L’égalité entre les sexes et l’affranchissement des femmes
étaient au cœur de la vision de la CIPD. Les objectifs du
Programme d’action concernant la santé en matière de
reproduction et de sexualité et les droits en matière de
reproduction sont en liaison étroite avec ses objectifs concernant
l’affranchissement des femmes et l’égalité entre les
sexes, et tous se renforcent mutuellement. La CIPD a pris un
nouvel engagement de grande importance avec son objectif
de « . . . promouvoir l’égalité entre les sexes dans tous les
aspects de la vie d’un être humain, notamment au sein de
la famille et de la collectivité, encourager les hommes à faire
preuve du sens des responsabilités dans leur vie sexuelle et
leur comportement procréateur et dans leur vie sociale et
familiale, et leur donner les moyens de le faire » (par. 4.25).
La CIPD a aussi invité les pays à « prendre toutes les
mesures voulues » pour éliminer l’exploitation, les mauvais
traitements, le harcèlement et la violence contre les femmes,
les adolescents et les enfants (par. 4.9).
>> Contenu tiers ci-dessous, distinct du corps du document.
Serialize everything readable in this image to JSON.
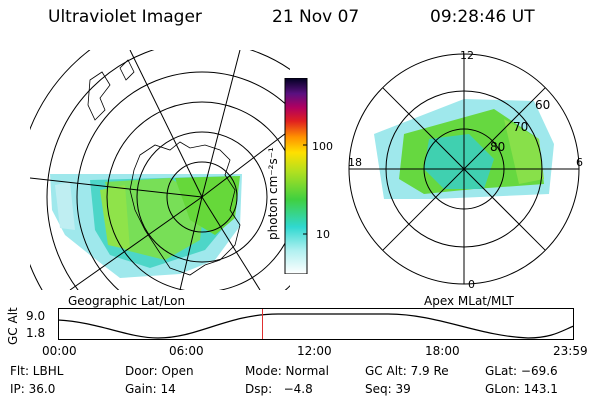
{
  "header": {
    "title": "Ultraviolet Imager",
    "date": "21 Nov 07",
    "time": "09:28:46 UT"
  },
  "colorbar": {
    "unit_label": "photon cm⁻²s⁻¹",
    "ticks": [
      "100",
      "10"
    ]
  },
  "geo_panel": {
    "label": "Geographic Lat/Lon"
  },
  "apex_panel": {
    "label": "Apex MLat/MLT",
    "mlt_labels": [
      "12",
      "18",
      "6",
      "0"
    ],
    "mlat_labels": [
      "60",
      "70",
      "80"
    ]
  },
  "timeline": {
    "ylabel": "GC Alt",
    "ymax": "9.0",
    "ymin": "1.8",
    "xticks": [
      "00:00",
      "06:00",
      "12:00",
      "18:00",
      "23:59"
    ],
    "current_time_fraction": 0.395
  },
  "status": {
    "filter": "Flt: LBHL",
    "door": "Door: Open",
    "mode": "Mode: Normal",
    "gc_alt": "GC Alt: 7.9 Re",
    "glat": "GLat: −69.6",
    "ip": "IP: 36.0",
    "gain": "Gain: 14",
    "dsp": "Dsp:   −4.8",
    "seq": "Seq: 39",
    "glon": "GLon: 143.1"
  },
  "colors": {
    "accent_marker": "#e03030",
    "line": "#000000"
  }
}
Et elle a appelé les
hommes à assumer une responsabilité partagée dans la fonction parentale, l’attribution d’une valeur égale aux
enfants des deux sexes, leur éducation et la prévention de
toute violence à leur égard. Elle a aussi invité à prendre des
mesures pour faire en sorte que les hommes participent activement,
avec les femmes, à un comportement responsable
en matière de sexualité et de reproduction (par. 4.27).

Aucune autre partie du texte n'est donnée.